|
|
Poco antes de la Segunda Guerra Mundial, un cazador inglés logra acercarse lo suficiente, con un rifle de francotirador, a una mansión donde reside el mismísimo Adolf Hitler, pero antes de decidirse a disparar o no (no queda claro si pensaba hacerlo realmente), es detenido por un soldado.
Este es el comienzo de una incesante persecución por parte de la Gestapo, primero en Alemania, y luego en Inglaterra, para hacerle confesar su intento de asesinato y dar así paso a la declaración de guerra.
Una película tensa, mucho, donde nuestro protagonista no está a salvo en ningún momento, ni siquiera en su propia ciudad. Constantemente vigilado, con los nazis pisándole los talones y sin más ayuda que la de una chica.
Digamos que la acción es interesante por la tensión que causa, pero la trama como tal no tiene demasiado sentido... ¿cómo puede ser que el consulado de su propio país no pudiera ayudarle lo más mínimo?, la trama se hace incluso dura conforme avanza, pasas un “mal“ buen rato.
Críticas: 2
Pedro Otero Serrano
6
EL HOMBRE ATRAPADO (Fritz Lang, 13-06-1941) - * *
La luego recurrente fantasía de matar a Hitler para evitar sus grandes atrocidades, expresada en tiempo presente y casi “in situ”, suponemos que por primera vez. El autor, exilado en Norteamérica y huido del régimen aquel… muestra aquí su actitud personal y sus preocupaciones al respecto, situando la acción en los momentos previos a la invasión de Polonia, y pergeñando una narración en la que conviven los ecos de “El Malvado Zaroff” (1932), - aquello de la caza del hombre -, dejes recuperados de su etapa expresionista, - ese Londres nocturno envuelto en niebla -, y un prometedor conato de romance y aventura que por desgracia concluye en un desenlace decepcionante.

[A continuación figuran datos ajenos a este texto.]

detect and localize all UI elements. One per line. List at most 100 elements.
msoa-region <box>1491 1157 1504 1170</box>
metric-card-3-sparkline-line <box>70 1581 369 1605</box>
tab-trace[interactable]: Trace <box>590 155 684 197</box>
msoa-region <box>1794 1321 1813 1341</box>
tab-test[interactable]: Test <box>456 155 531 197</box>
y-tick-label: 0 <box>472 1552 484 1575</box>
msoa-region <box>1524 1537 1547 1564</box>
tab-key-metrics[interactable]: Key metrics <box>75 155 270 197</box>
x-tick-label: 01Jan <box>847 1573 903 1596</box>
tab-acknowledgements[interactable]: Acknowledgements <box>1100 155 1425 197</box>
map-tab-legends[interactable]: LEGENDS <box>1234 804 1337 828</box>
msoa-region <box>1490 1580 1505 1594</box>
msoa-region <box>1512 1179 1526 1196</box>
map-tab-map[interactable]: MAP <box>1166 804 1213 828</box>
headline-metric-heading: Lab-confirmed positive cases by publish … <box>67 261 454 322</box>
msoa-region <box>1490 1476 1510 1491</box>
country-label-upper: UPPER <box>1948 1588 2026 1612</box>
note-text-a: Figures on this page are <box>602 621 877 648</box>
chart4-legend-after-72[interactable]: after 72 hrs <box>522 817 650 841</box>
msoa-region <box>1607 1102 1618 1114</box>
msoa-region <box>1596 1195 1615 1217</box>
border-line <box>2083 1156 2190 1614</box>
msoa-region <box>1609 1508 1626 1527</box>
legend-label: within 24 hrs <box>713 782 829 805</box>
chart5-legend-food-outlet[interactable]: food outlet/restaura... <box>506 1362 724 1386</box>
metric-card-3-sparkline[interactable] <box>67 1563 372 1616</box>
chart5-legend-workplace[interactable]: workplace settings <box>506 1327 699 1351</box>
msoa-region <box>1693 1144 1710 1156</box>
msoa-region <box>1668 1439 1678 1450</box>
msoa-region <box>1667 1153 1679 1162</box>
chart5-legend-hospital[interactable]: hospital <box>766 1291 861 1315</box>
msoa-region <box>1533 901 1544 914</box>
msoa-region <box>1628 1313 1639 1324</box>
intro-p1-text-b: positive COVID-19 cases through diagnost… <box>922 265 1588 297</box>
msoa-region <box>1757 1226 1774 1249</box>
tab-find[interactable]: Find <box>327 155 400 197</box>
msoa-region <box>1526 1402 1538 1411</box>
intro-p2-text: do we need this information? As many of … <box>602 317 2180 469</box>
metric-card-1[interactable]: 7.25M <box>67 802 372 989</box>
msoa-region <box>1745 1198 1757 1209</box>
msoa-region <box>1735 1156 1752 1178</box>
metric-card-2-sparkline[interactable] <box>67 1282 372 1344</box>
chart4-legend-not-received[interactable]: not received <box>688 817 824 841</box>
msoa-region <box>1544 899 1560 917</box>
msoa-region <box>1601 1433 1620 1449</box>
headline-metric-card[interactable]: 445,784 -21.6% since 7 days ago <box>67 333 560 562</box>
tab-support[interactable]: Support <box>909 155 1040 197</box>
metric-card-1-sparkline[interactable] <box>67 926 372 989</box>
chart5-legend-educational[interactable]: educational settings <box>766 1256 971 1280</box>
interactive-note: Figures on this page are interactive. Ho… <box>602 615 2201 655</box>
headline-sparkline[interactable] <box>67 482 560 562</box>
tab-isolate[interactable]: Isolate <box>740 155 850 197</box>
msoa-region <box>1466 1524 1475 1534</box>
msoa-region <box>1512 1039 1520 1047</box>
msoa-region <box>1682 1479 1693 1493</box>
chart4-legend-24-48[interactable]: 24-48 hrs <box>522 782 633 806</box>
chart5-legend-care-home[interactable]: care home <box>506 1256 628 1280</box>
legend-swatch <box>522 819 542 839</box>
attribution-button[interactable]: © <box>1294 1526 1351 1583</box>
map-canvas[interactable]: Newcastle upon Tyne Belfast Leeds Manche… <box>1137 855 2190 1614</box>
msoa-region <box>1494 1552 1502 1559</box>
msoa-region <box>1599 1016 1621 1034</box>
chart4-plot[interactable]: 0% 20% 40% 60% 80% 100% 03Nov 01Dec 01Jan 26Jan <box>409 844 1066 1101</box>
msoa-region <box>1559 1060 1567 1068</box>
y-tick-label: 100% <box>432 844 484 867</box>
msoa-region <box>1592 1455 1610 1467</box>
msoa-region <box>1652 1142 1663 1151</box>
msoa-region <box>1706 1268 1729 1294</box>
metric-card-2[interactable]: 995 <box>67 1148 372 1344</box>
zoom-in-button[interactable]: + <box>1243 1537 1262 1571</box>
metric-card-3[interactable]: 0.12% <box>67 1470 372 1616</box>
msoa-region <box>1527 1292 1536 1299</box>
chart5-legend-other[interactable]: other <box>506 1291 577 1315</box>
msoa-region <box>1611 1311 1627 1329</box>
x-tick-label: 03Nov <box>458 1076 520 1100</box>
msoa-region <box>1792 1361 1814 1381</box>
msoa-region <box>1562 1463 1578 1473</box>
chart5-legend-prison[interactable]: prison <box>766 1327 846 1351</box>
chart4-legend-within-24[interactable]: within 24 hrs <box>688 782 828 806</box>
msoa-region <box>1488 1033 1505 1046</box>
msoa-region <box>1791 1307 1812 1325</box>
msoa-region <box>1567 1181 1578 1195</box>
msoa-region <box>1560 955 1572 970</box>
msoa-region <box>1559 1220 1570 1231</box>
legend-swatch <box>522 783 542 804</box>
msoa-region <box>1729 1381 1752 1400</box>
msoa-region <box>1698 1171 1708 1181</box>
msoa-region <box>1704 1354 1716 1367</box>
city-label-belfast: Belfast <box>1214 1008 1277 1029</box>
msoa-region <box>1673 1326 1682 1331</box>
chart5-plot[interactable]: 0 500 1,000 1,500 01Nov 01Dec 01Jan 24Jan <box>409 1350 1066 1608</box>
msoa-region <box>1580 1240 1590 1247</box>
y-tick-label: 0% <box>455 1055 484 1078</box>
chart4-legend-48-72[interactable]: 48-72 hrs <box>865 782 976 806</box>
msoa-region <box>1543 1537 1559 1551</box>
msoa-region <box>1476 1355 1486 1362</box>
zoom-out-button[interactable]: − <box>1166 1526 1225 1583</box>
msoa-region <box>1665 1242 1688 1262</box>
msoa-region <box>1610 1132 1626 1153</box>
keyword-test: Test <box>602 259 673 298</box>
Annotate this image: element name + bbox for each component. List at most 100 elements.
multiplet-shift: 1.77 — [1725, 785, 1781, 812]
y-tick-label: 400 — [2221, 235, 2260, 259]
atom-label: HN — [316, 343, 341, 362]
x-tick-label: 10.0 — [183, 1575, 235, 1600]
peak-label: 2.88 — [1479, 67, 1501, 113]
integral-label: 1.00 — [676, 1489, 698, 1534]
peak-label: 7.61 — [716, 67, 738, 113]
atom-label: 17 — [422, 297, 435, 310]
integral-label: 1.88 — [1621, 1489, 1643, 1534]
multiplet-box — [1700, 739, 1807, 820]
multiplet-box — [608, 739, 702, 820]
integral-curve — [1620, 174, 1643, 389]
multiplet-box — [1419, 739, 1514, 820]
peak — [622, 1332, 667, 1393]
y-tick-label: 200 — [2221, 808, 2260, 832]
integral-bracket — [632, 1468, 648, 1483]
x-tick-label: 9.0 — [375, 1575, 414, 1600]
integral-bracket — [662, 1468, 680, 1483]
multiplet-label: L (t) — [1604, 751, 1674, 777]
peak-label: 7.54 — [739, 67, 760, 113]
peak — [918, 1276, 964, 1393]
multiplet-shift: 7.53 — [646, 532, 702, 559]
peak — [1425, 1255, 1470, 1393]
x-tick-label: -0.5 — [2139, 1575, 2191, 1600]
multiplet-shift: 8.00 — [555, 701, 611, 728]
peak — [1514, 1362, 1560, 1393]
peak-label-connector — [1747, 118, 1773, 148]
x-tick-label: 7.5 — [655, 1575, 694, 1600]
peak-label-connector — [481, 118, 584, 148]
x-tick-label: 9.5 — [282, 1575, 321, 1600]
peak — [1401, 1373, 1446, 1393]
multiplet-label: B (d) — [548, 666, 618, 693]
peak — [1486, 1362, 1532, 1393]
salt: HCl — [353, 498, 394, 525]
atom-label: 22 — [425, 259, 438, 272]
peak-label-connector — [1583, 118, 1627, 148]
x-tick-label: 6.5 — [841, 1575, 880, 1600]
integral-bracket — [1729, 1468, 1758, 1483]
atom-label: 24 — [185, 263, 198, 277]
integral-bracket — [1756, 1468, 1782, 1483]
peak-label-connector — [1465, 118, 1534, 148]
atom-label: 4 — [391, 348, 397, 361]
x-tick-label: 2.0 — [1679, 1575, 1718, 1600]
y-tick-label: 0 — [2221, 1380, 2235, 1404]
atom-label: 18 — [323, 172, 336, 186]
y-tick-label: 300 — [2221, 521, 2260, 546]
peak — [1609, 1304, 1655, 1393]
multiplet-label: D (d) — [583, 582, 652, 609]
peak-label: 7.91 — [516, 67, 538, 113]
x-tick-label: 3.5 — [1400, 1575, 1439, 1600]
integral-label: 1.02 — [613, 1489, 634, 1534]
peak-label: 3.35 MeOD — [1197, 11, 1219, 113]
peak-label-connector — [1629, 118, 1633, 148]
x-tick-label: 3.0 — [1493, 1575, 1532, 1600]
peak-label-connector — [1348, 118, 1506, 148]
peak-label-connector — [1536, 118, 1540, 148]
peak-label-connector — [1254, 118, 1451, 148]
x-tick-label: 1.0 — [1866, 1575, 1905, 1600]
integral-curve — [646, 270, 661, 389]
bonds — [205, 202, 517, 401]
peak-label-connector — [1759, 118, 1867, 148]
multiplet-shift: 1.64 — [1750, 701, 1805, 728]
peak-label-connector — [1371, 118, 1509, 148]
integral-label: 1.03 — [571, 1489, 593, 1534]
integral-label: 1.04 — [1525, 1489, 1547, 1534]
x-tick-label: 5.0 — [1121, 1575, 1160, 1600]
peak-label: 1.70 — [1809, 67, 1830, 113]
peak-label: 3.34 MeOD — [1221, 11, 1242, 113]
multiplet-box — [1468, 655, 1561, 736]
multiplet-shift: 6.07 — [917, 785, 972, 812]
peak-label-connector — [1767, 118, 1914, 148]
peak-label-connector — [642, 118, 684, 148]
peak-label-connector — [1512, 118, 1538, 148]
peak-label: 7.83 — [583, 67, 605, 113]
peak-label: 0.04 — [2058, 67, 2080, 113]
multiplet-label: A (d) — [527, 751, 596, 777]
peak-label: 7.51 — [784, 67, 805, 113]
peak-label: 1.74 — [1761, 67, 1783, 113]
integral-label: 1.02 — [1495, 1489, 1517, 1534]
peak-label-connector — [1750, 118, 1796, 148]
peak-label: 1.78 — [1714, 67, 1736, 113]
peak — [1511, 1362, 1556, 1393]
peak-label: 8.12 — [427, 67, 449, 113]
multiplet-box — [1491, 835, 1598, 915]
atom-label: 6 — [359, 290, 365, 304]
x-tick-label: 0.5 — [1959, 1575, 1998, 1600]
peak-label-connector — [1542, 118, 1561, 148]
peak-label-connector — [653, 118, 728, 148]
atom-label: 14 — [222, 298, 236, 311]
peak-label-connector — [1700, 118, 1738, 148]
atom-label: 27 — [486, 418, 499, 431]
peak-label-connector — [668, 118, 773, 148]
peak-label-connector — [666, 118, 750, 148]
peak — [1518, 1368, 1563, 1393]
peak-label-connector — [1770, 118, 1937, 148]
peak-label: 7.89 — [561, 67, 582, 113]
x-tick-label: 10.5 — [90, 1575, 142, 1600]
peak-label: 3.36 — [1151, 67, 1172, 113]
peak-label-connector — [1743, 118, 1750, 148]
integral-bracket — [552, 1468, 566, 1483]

Y es que el conmovedor personaje de la inocente chica enamorada, - deliciosa Joan Bennett -, queda finalmente aparcado para dejar paso a una implausible persecución del protagonista, en la que es perseguido en suelo británico por los agentes secretos nazis, con total impunidad, para ser encontrado en una cueva remota y recóndita por su archienemigo omnisciente, y acabar resolviendo el conflicto con un arco improvisado en quince minutos y una flecha de adorno que llevaba la chica en el gorro. Ni la fantabulosa fotografía de Arthur Miller, ni la siempre sugerente partitura de Alfred Newman, logran hacernos olvidar un final que hiede a guionistas borrachos y burda patriotería.